C’est un Champagne Pol Roger Cuvée Winston Churchill 1996 qui lance le dîner. La race, la grandeur, la complexité, tout est là. C’est un champagne carré, assis, notable. Notre fournisseur de poutargue a changé, et sa poutargue n’est pas aussi typée qu’avant. Le champagne n’y trouve pas son compte, se sentant rétréci, alors qu’avec du lomo, saucisson de Pata Negra, le Pol Roger prend un véritable coup de fouet. Sur un Pata Negra de quatre ans de séchage, le petit goût de noix et le gras propulsent le Winston Churchill à des sommets merveilleux. Le champagne est très long, complexe, de grand raffinement. Rectitude et plénitude sont ses deux qualités. On a donc deux oppositions de style avec le Dom Pérignon, le 1998 étant plus vineux et très élégant, alors que le 1996 est plus complexe et plus noble.

Sur un loup juste saisi à la plancha, c’est un Château de la Gardine Chateauneuf-du-Pape 1989 qui est ouvert. Instantanément, c’est une bouffée végétale du sud qui nous envahit. Je reconnais le fenouil, le romarin et un poivre bien assorti. Ce vin est joyeux et fait crisser les cigales dans nos cœurs. Il est velours, on se sent bien. Il n’est pas tonitruant, mais un vin de grand plaisir, une belle surprise. Il montre à quel point il fait savoir attendre ces vins chauds, car il n’a plus la moindre aspérité, il est doux, plaisant, convivial. C’est exactement ce qu’il faut pour un loup à la chair si précise. Ce dîner est un coup d’envoi des futures vacances de nos enfants.

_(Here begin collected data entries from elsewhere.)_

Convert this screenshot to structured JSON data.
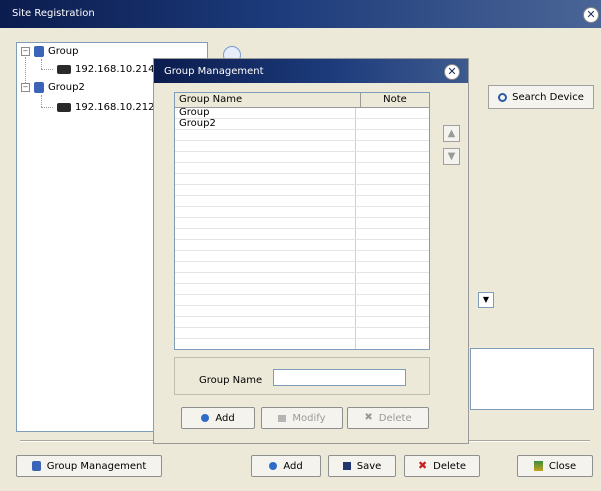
{
  "window": {
    "title": "Site Registration",
    "close_icon": "close-icon"
  },
  "tree": {
    "nodes": [
      {
        "label": "Group",
        "icon": "group-icon"
      },
      {
        "label": "192.168.10.214",
        "icon": "device-icon"
      },
      {
        "label": "Group2",
        "icon": "group-icon"
      },
      {
        "label": "192.168.10.212",
        "icon": "device-icon"
      }
    ]
  },
  "buttons": {
    "search_device": "Search Device",
    "group_management": "Group Management",
    "add": "Add",
    "save": "Save",
    "delete": "Delete",
    "close": "Close"
  },
  "dialog": {
    "title": "Group Management",
    "columns": [
      "Group Name",
      "Note"
    ],
    "rows": [
      {
        "name": "Group",
        "note": ""
      },
      {
        "name": "Group2",
        "note": ""
      }
    ],
    "name_label": "Group Name",
    "name_value": "",
    "buttons": {
      "add": "Add",
      "modify": "Modify",
      "delete": "Delete"
    }
  },
  "colors": {
    "titlebar": "#0b1c4e",
    "window_bg": "#ece9d8",
    "delete_icon": "#c62020"
  }
}
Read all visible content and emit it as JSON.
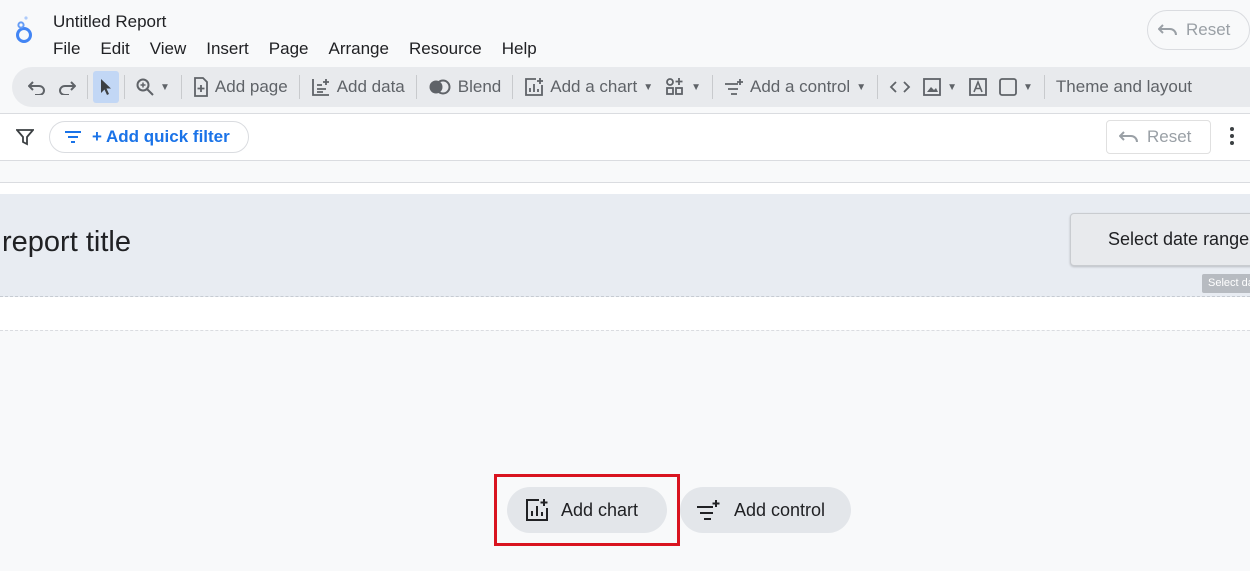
{
  "app": {
    "title": "Untitled Report",
    "reset_label": "Reset"
  },
  "menu": [
    "File",
    "Edit",
    "View",
    "Insert",
    "Page",
    "Arrange",
    "Resource",
    "Help"
  ],
  "toolbar": {
    "add_page": "Add page",
    "add_data": "Add data",
    "blend": "Blend",
    "add_chart": "Add a chart",
    "add_control": "Add a control",
    "theme": "Theme and layout"
  },
  "filterbar": {
    "quick_filter": "+ Add quick filter",
    "reset": "Reset"
  },
  "canvas": {
    "report_title": "report title",
    "date_range": "Select date range",
    "date_tooltip": "Select date range"
  },
  "actions": {
    "add_chart": "Add chart",
    "add_control": "Add control"
  },
  "colors": {
    "accent": "#1a73e8",
    "highlight": "#d9141f"
  }
}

dîner dans le sud avec Penfolds Grange 2005 mercredi, 27 juin 2012

C’est une coquetterie, je tiens à être présent dans mon sud pour le jour le plus long de l’année. C’est le jour où le soleil se lève et se couche le plus au nord à l’horizon. C’est le début d’une longue pause bien nécessaire, car en ce premier semestre j’ai bu plus de six cents vins. L’ordre du jour est au sport. Mais quand des amis nous invitent, il est difficile de refuser. Par un beau soir d’été, sur une terrasse surplombant la baie de Hyères et les îles, notre hôtesse a interprété de belles recettes de grands chefs. La salade de homard aux fraises et caviar d’aubergine est d’une recette créée par le chef Patrick Raingeard du Cap d’Estel, et le tagine est revisité selon une recette de Nicolas Isnard et David Le Comte de l’Auberge de la Charme à Prenois. L’exécution est parfaite et montre les talents culinaires de notre amie qui surmonte les difficultés de ces préparations avec grâce.

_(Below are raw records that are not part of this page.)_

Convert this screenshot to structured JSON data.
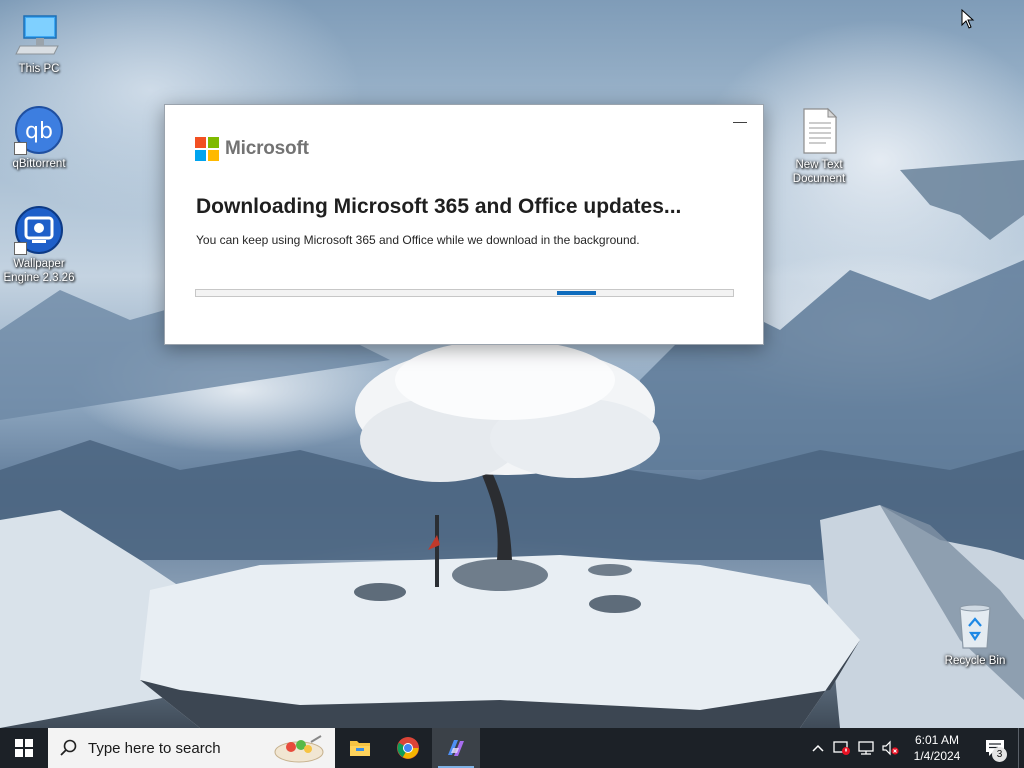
{
  "desktop": {
    "icons": [
      {
        "label": "This PC"
      },
      {
        "label": "qBittorrent"
      },
      {
        "label": "Wallpaper\nEngine 2.3.26"
      },
      {
        "label": "New Text\nDocument"
      },
      {
        "label": "Recycle Bin"
      }
    ]
  },
  "dialog": {
    "brand": "Microsoft",
    "minimize_glyph": "—",
    "title": "Downloading Microsoft 365 and Office updates...",
    "subtitle": "You can keep using Microsoft 365 and Office while we download in the background.",
    "progress": {
      "type": "indeterminate"
    },
    "logo_colors": [
      "#f25022",
      "#7fba00",
      "#00a4ef",
      "#ffb900"
    ]
  },
  "taskbar": {
    "search_placeholder": "Type here to search",
    "apps": [
      {
        "icon": "file-explorer-icon"
      },
      {
        "icon": "chrome-icon"
      },
      {
        "icon": "copilot-icon",
        "active": true
      }
    ],
    "tray": {
      "icons": [
        "chevron-up-icon",
        "security-warning-icon",
        "network-icon",
        "volume-muted-icon"
      ],
      "time": "6:01 AM",
      "date": "1/4/2024",
      "notification_count": "3"
    },
    "accent": "#0078d4"
  }
}
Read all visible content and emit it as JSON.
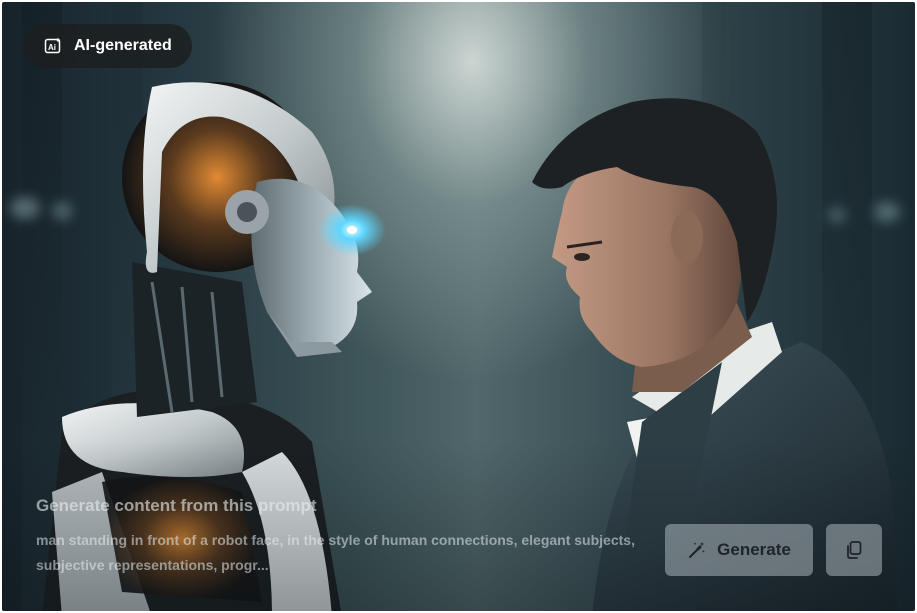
{
  "badge": {
    "icon": "ai-sparkle-icon",
    "label": "AI-generated"
  },
  "prompt": {
    "title": "Generate content from this prompt",
    "text": "man standing in front of a robot face, in the style of human connections, elegant subjects, subjective representations, progr..."
  },
  "actions": {
    "generate_label": "Generate",
    "generate_icon": "magic-wand-icon",
    "copy_icon": "copy-icon"
  },
  "image": {
    "subject": "photo",
    "accent_color": "#5fd6ff"
  }
}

Le Champagne Louis Roederer magnum sans année est nettement meilleur que de précédentes versions. On sent que l’âge fait son œuvre ajoutant des complexités qu’il n’a pas quand il est au berceau. Il se boit donc vite, car il fait soif à bavarder et le Champagne Bollinger Grande Année 1999 lui succède. Et c’est une bonne chose car cela met en valeur le caractère raffiné et délicatement floral de ce champagne. Il a beaucoup de talent combinant les vertus pâtissières à ce floral insistant. Un vrai plaisir.

Nous commençons les rouges par un Richebourg Grand Cru 1992 mis en bouteille par un certain monsieur Bidouilh au château de Verneuil dont on imagine volontiers que des amis mal intentionnés l’ont accusé d’avoir un peu coupé ses vins. Du poids à porter des patronymes ! Le vin est fort sympathique car l’année 1992 a donné des vins subtils et délicats, peut-être en sourdine quand ils étaient jeunes, mais bien expressifs maintenant. J’ai apporté, pour voir, un Côtes du Rhône Rochegude Cuvée du Président 1976, provenant de la coopérative de vinification de Rochegude. Ça peut faire sourire et le début en bouche est assez simplifié, mais tous les convives seront étonnés de voir à quel point ce vin assemble ses composantes pour offrir presque une heure plus tard un vin du Rhône solidement charpenté et très expressif, jugé par eux presque le meilleur de ce soir.

Le Rimauresq Côtes de Provence 2004 nous fait revenir sur des bases solides, car nous sommes dans sa région. Il chante comme les vins du sud, et les citrons confits et l’orange amère qui accompagnent le suprême de volaille mettent en valeur le vin.

Le Rimauresq Côtes de Provence magnum 2008 est meilleur que le 2004. Il est plus précis, plus expressif, plus souriant. J’ai un grand faible pour ce vin que l’on goûte si bien dans sa région.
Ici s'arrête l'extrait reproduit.